In the event that Mr. Kuehne’s employment is terminated by Mr. Kuehne other than as a result of a “change in control” (as defined in the Kuehne Employment Agreement), Mr. Kuehne will, subject to the provisions of the Kuehne Employment Agreement, generally be entitled to receive his accrued base salary and benefits through the date of such termination. In addition, all granted but unvested stock options and all unvested restricted stock will be null and void.

 

In the event that Mr. Kuehne’s employment is terminated by Mr. Kuehne as a result of a “change in control” (as defined in the Kuehne Employment Agreement), Mr. Kuehne will, subject to the provisions of the Kuehne Employment Agreement, generally be entitled to receive an amount equal to one year of his base salary payable in one lump sum within five business days after such termination and reimbursement of any COBRA premium payments made by Mr. Kuehne during such one-year period, except that, in the event the Company or the acquiror requests Mr. Kuehne to provide consulting services described in the Kuehne Employment Agreement, then the lump sum payment of an amount equal to one year of his base salary shall be payable upon the expiration of such consulting period. In addition, all granted but unvested stock options and all unvested restricted stock shall immediately vest.

 

In the event that Mr. Kuehne fails to comply with any of his obligations under the Kuehne Employment Agreement, including, without limitation, the non-competition covenant and the non-interference, non-solicitation and non-disparagement provisions, Mr.

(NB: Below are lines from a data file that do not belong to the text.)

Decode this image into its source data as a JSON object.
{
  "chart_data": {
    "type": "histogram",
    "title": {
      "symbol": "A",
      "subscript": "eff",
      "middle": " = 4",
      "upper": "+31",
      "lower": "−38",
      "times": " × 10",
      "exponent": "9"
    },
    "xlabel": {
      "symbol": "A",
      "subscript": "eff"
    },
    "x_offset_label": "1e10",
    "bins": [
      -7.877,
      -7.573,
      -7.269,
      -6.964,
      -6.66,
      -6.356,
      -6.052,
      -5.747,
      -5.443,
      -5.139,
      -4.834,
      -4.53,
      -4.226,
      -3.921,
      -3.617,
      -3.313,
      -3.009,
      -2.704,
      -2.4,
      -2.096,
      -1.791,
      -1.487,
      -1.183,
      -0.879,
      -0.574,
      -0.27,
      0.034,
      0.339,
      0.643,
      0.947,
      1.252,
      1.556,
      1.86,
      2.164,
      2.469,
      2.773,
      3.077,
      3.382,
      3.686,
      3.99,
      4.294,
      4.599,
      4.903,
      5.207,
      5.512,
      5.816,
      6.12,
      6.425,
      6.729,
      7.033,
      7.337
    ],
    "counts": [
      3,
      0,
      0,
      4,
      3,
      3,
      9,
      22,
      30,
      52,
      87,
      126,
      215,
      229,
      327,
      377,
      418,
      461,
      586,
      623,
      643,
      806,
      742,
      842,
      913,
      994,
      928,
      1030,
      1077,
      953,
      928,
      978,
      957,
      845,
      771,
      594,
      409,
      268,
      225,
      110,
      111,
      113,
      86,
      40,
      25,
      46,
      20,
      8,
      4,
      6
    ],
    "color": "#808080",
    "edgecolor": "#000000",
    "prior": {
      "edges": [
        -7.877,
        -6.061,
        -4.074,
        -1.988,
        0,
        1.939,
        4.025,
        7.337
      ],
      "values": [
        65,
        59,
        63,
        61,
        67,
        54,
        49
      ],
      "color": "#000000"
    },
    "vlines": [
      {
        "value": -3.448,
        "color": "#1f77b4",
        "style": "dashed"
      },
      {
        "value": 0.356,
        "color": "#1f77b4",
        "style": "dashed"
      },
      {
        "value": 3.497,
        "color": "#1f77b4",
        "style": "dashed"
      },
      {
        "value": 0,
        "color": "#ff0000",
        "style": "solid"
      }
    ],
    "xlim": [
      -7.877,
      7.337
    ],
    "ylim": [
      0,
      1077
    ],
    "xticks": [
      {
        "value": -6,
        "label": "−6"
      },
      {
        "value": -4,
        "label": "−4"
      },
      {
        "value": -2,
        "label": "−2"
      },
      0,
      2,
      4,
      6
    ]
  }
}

Kuehne will be required to repay previous post termination payments paid to him pursuant to the Kuehne Employment Agreement as of the date of such failure to comply and he will have no further rights in or to such payments payable to him pursuant to the Kuehne Employment Agreement.

 

All payments and benefits provided under the Kuehne Employment Agreement shall be subject to any compensation recovery or clawback policy as required under applicable law, rule or regulation or otherwise adopted by the Company from time to time.

 

The foregoing description of the Kuehne Employment Agreement does not purport to be complete and is qualified in its entirety by reference to the Kuehne Employment Agreement, which is included as Exhibit 10.1 to this Current Report on Form 8-K (the “Report”) and incorporated herein by reference.

   

 

Item 5.02 Departure of Directors or Principal Officers; Election of Directors; Appointment of Principal Officers.

 

(e) The disclosure set forth in Item 1.01 of this Report with respect to Mr. Kuehne is incorporated herein by reference.

 

Item 9.01   Financial Statements and Exhibits

 

(d) Exhibits. The following Exhibit is filed herewith as a part of this Report:

 

Exhibit Description
   
10.1 Employment Agreement, dated as of May 16, 2016, between Black Diamond, Inc. and Aaron Kuehne.

 

   

 

SIGNATURES

 

Pursuant to the requirements of the Securities Exchange Act of 1934, as amended, the Registrant has duly caused this report to be signed on its behalf by the undersigned hereunto duly authorized.

 

Dated: May 20, 2016

 

Black Diamond, Inc.

 

By: /s/ Mark Ritchie

Name:  Mark Ritchie

Title:    Chief Operating Officer  

 

   

 

EXHIBIT INDEX

 

Exhibit Description
   
10.1 Employment Agreement, dated as of May 16, 2016, between Black Diamond, Inc. and Aaron Kuehne.